Vom armen Dorfschulmeisterlein
. . . . wöchentlich 6 Pfennig betrug das Schulgeld, als Bandmacher Kleinstück „Kinderlehrer“ zu Ohorn wurde. Sollte das Kind noch besonders im Diktieren oder Richtigschreiben Unterricht erhalten, so mußte es 9 Pfennige mitbringen. Sollte es gar noch „Schriftliches Rechnen lernen“, so hatte es einen ganzen Groschen zu entrichten.

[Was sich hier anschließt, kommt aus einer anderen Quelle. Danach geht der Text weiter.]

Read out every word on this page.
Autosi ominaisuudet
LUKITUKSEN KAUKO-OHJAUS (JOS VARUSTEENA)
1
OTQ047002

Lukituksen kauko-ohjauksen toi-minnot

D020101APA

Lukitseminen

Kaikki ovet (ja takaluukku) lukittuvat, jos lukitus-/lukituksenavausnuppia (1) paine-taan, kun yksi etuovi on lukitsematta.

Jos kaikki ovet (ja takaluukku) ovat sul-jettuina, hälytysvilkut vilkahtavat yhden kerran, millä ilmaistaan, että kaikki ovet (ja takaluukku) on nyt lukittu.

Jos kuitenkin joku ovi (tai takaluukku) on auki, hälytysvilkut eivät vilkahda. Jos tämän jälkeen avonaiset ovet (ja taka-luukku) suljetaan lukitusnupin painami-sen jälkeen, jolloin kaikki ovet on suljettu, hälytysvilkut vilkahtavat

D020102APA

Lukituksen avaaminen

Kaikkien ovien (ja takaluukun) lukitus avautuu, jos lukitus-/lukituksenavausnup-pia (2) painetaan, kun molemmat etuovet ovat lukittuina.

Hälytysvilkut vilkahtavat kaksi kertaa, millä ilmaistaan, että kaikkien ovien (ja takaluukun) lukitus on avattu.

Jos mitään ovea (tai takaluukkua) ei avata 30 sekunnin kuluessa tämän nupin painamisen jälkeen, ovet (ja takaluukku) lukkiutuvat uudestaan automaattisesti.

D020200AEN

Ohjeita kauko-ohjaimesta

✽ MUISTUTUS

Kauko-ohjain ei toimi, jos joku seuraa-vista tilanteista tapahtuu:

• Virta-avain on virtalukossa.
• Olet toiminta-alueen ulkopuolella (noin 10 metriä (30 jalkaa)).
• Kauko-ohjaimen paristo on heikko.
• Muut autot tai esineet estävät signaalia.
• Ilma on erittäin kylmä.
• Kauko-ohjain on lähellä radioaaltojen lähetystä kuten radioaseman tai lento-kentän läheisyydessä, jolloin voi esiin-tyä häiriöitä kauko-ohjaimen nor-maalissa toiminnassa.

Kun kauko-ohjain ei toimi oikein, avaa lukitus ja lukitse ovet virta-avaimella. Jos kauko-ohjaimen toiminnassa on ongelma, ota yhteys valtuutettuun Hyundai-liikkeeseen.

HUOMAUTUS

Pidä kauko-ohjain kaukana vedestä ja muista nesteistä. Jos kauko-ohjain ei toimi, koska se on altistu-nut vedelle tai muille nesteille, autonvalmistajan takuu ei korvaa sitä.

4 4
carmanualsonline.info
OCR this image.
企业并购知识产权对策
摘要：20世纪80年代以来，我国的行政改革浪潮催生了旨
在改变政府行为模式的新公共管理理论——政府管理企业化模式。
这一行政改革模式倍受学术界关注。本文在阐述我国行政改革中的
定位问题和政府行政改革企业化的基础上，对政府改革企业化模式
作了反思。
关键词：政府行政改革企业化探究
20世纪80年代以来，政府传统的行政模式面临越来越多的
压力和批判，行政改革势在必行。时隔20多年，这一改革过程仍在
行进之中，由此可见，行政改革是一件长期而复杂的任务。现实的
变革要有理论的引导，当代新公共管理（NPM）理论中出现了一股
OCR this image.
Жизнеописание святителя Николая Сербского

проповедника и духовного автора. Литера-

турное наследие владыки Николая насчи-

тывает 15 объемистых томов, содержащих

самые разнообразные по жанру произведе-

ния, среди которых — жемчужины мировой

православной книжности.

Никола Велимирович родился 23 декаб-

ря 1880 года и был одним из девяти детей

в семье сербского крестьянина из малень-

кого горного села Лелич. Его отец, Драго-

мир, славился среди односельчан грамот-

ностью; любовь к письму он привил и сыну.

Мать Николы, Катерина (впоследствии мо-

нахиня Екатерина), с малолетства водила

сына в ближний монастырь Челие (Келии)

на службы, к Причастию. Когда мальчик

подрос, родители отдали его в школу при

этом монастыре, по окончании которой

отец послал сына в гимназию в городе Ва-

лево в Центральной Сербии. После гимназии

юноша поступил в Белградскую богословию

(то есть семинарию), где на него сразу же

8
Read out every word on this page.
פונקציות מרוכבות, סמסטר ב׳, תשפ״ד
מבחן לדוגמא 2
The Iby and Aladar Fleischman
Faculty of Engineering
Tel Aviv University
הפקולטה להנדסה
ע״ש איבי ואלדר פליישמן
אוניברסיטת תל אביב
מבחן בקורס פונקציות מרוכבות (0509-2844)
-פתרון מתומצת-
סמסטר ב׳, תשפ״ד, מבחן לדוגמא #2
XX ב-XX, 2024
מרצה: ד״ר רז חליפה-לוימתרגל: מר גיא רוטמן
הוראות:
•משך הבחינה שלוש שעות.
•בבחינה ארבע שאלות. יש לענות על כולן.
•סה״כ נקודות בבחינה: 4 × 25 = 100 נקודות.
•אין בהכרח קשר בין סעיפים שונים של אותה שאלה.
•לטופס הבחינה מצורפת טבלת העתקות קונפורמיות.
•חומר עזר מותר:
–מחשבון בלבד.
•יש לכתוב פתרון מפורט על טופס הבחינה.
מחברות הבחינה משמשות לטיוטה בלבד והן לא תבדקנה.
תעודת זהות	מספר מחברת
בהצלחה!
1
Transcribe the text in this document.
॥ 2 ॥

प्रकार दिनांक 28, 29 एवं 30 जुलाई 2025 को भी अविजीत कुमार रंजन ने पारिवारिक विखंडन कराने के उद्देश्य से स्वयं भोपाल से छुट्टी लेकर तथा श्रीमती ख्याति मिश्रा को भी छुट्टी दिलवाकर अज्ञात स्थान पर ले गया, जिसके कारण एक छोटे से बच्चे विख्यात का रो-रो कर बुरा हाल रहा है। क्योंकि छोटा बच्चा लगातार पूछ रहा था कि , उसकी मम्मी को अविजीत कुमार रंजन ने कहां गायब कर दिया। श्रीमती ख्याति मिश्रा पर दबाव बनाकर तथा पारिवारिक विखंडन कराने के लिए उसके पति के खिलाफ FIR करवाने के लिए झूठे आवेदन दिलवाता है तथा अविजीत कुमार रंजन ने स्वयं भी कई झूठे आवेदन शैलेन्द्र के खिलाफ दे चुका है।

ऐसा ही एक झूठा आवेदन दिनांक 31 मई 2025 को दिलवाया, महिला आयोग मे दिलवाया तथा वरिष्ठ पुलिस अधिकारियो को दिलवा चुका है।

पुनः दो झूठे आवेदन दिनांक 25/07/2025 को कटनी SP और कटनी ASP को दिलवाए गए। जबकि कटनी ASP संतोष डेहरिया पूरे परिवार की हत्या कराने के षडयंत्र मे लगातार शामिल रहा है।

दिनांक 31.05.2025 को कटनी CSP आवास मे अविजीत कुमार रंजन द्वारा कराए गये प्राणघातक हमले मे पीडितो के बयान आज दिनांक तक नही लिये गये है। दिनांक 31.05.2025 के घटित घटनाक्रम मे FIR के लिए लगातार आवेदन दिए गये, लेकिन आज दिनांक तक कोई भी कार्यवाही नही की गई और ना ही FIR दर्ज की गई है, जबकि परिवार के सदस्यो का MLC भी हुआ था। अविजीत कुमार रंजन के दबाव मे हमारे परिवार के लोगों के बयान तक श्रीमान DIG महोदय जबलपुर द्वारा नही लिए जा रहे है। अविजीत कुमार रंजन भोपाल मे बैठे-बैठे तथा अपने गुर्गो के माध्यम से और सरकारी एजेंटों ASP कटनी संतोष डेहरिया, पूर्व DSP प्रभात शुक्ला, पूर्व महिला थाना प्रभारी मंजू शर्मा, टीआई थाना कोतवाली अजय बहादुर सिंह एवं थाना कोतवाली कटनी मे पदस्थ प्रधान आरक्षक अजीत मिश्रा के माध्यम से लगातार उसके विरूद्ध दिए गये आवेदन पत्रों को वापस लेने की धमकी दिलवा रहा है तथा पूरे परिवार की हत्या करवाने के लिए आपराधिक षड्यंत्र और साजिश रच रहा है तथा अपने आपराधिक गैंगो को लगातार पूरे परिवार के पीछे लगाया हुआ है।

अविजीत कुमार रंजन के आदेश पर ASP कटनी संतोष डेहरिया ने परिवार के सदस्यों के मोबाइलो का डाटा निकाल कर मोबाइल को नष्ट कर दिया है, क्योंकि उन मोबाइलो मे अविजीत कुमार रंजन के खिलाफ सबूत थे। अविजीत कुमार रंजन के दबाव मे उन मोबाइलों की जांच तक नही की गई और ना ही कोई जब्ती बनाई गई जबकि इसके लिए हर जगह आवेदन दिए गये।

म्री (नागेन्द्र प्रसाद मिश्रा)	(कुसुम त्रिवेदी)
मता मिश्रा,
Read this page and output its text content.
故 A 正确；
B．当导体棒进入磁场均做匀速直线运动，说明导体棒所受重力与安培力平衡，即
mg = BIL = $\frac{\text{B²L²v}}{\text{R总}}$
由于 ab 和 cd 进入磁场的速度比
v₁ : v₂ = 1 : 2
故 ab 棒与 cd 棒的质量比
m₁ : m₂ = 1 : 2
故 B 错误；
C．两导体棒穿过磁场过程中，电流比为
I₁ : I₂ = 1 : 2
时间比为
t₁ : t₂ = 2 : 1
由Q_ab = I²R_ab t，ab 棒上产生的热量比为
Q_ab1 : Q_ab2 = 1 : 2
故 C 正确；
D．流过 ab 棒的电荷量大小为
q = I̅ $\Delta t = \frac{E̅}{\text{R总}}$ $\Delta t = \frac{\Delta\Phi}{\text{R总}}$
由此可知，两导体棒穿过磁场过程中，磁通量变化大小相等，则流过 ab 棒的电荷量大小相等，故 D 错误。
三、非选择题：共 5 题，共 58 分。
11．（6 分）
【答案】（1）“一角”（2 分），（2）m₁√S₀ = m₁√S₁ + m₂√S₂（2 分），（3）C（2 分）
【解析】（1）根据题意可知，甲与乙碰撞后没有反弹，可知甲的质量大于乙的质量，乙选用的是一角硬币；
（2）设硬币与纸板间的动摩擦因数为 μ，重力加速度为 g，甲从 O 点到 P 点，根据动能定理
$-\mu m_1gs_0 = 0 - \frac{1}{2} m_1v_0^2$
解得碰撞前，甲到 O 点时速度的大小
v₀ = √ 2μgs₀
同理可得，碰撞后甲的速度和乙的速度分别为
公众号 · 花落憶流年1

— — und das war schon ein gewaltiger Fortschritt auf der sozialen Stufenleiter des Lehrerstandes. Vorher kannte man nur die sogenannte „Reihenschule“ und die Winkelschule. Der Lehrer zog mit seinen Schulkindern reihum von Bauer zu Bauer. Dort bekam der Schullehrer sein Essen. Jeder Bauer mußte außerdem jährlich ein Brot zu 8 Pfund geben, die Wirtschafter eins zu 5 Pfund und die Halbgärtner eins zu 2 Pfund. Es war ein gar kümmerliches Los, vor 200 Jahren Schulmeister zu sein. Die ersten Ohorner Lehrer hießen Hering und Hofmann. Beide waren sogenannte „Reihenschullehrer“. Von Hofmann lesen wir im Pulsnitzer Kirchenbuch, daß er 1701 geboren ist und daß er „von Almosen lebte“. Sein Sohn baute sich das Haus Nr. 3 im Oberdorf. Seine Nachkommen leben heute noch in unserem Orte. Hofmanns Nachfolger, der Schneider Johann Gottfried Senf unterrichtete bereits in dem von der Gemeinde errichteten Schulhaus im Grundstück Menzel im Oberdorf.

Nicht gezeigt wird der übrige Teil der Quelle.